Drs. Greg and Cynthia Powell of the ACU Chemistry & Biochemistry Department have published a recent study, attempting to use compounds to slow down molecules.
“One takes on the shape of a square and the other an octahedron,” said Greg Powell. “These compounds are capable of trapping solvents in the middle of those structures. Molecules are usually moving around a lot, and sometimes it’s very advantageous to trap them or hold them still if you want to do reactions.”
The results of their experiments could make it easier to study faster-moving molecules, but scientists are still investigating the usefulness of the process.
“We’re not actually testing the chemicals as catalysts right now,” said Cynthia Powell. “Right now, we’re just making them, hoping that someone else will test them.”
“You could say we are molecular architects,” said Greg Powell. “We build new structures from atoms and molecules… and we haven’t focused on the testing and practical uses of those yet, but we’re getting there.”
Even though they haven’t tested the compounds, they are confident in the work and time invested.
“This has been a multi-year project,” said Cynthia Powell. “We characterize these compounds using X-ray crystallography. This is a technique where you shoot X-rays at the compound, and it forms a certain pattern. Using mathematical modeling, you can determine the location of the atoms.”
For many, this technique may seem daunting, but they best describe it as a process.
“It’s like we’ve built sheds, and then we’ve built houses, and now we’re building office buildings,” said Greg Powell.
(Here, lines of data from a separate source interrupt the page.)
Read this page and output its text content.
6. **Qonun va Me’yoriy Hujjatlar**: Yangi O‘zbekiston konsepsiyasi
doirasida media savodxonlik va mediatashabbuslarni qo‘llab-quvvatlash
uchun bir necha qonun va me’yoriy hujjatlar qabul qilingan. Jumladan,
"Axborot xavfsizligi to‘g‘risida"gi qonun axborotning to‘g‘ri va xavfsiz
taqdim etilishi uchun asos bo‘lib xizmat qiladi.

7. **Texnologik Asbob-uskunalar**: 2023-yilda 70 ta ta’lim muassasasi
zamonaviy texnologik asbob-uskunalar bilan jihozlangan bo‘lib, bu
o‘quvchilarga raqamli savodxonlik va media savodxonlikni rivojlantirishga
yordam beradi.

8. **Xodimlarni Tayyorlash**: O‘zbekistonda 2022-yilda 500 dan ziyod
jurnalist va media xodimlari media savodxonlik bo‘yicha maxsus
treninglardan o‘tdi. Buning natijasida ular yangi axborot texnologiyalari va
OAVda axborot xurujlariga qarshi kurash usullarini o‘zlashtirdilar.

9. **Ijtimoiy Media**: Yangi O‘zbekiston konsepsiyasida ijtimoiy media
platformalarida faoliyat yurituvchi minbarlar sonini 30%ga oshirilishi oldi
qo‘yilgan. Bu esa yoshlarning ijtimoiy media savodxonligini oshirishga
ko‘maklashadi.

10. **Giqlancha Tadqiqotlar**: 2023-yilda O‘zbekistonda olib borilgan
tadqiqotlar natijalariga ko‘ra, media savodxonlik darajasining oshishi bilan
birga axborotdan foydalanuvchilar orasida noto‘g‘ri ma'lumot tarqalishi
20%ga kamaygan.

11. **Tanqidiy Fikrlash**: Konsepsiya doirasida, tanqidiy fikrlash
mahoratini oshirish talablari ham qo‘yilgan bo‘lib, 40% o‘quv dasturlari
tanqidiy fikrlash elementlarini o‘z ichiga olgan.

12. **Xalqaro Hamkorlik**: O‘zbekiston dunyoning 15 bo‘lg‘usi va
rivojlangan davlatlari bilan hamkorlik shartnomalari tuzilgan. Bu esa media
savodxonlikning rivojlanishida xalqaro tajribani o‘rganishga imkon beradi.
All these structures have similar architecture but require distinct steps. Because of this, the professors and their undergraduate assistants perform different roles.
“Greg is the primary one who directs all the synthetic projects,” said Cynthia Powell. “He works with the students on what reactions they need to run and how to purify the products. I’m usually the one who will take the crystals the students grow and do the X-ray diffraction experiments.”
ACU students also help carry out synthesis of osmium compounds. Combining all of this work makes the project less overwhelming.
Each day, students and faculty alike are eager to work on something that no other scientists have accomplished.
The chemical starting materials they use don’t always work, but experimentation is necessary.